Proof Let $\mathcal O=\{O_\alpha\}_{\alpha\in A}$ be an open cover. Let $\mathscr B=\{B_n\}_{n\geqslant 1}$ be a countable base. Recall this means every open set of $X$ is a union of basic open sets in $\mathscr B$. Now pick $x\in X$, and let $O$ be an open set containing $x$. Then $x\subseteq B_i\subseteq O$ for some $i$, for $\mathscr B$ is a basis. For each $x\in X$ and each $O_\alpha$ in $\mathcal O$; we can find $B_j$ such that $x\in B_j\subseteq O_{\alpha}$. The collection $J$ of such $j$ is countable, and we may now choose for each $j$ one index $\alpha(j)$ for which $B_j\subseteq O_{\alpha(j)}$. The collection $\{O_{\alpha(j)}\}$ is thus countable, and covers $X$; as we wanted. $\blacktriangleleft$
Proposition A metric space $X$ with the Bolzano Weierstrass property is second-countable.
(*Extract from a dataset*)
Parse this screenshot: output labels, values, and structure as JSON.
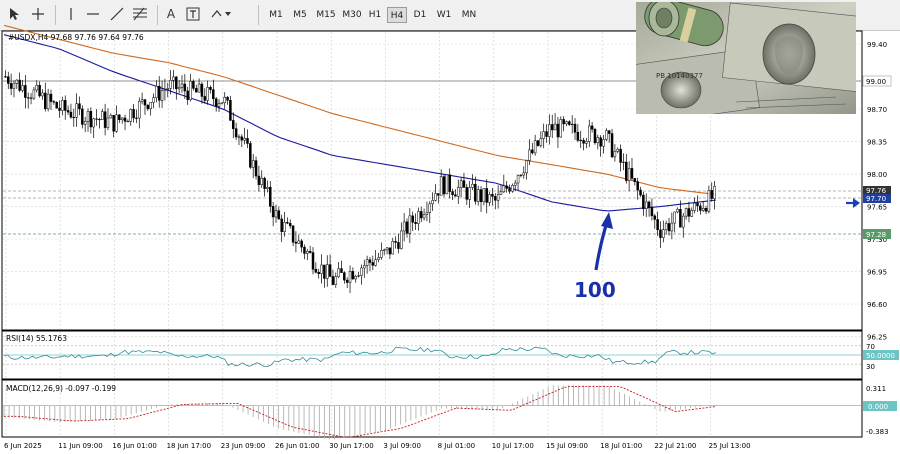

Proof Let $k∈ℕ^*$. For each $n>0$, let $x_{k,n}$ be such that for all $m<n$, we have $d(x_{k,n},x_{k,m}) ≥ 1/k$ if it is possible (option A), and let it be arbitrary otherwise (option B). By the Bolzano Weierstrass property, $(x_{k,n})_n$ have an accumulation point, and so there is $n<m$ such that $d(x_{k,n},x_{k,m}) < \varepsilon$. This means that option B is taken at step $m = m_k$, so that each point in $X$ is at distance less than $1/k$ of $\{x_{k,i}\}_{i=0}^{m_k}$.
Now, let $U⊆X$ be open and let $x∈U$. Let $B(x,\varepsilon)$ be the open ball centered at $x$ and of radius $\varepsilon$. There exists $k∈ℕ^*$ such that $B(x,1/k) ⊆ U$. Let $n∈[\![0,m_{2k}]\!]$ be such that $d(x_{2k,n}, x) < 1/(2k)$. Then $B(x_{2k,n}, 1/(2k))$ is contained in $U$ and contains $x$. This means that $U$ is the union of all the $B(x_{k,n}, 1/k)$ contained in it, so we have a countable basis for the topology of $X$. $\blacktriangleleft$
Theorem Let $X$ be a second countable topological space. Then $X$ is compact if and only if it has the Bolzano Weietrass property. In particular, a metric space is compact if and only if it has the Bolzano Weiertrass property.
Proof This follows directly from the three propositions above. $\blacktriangleleft$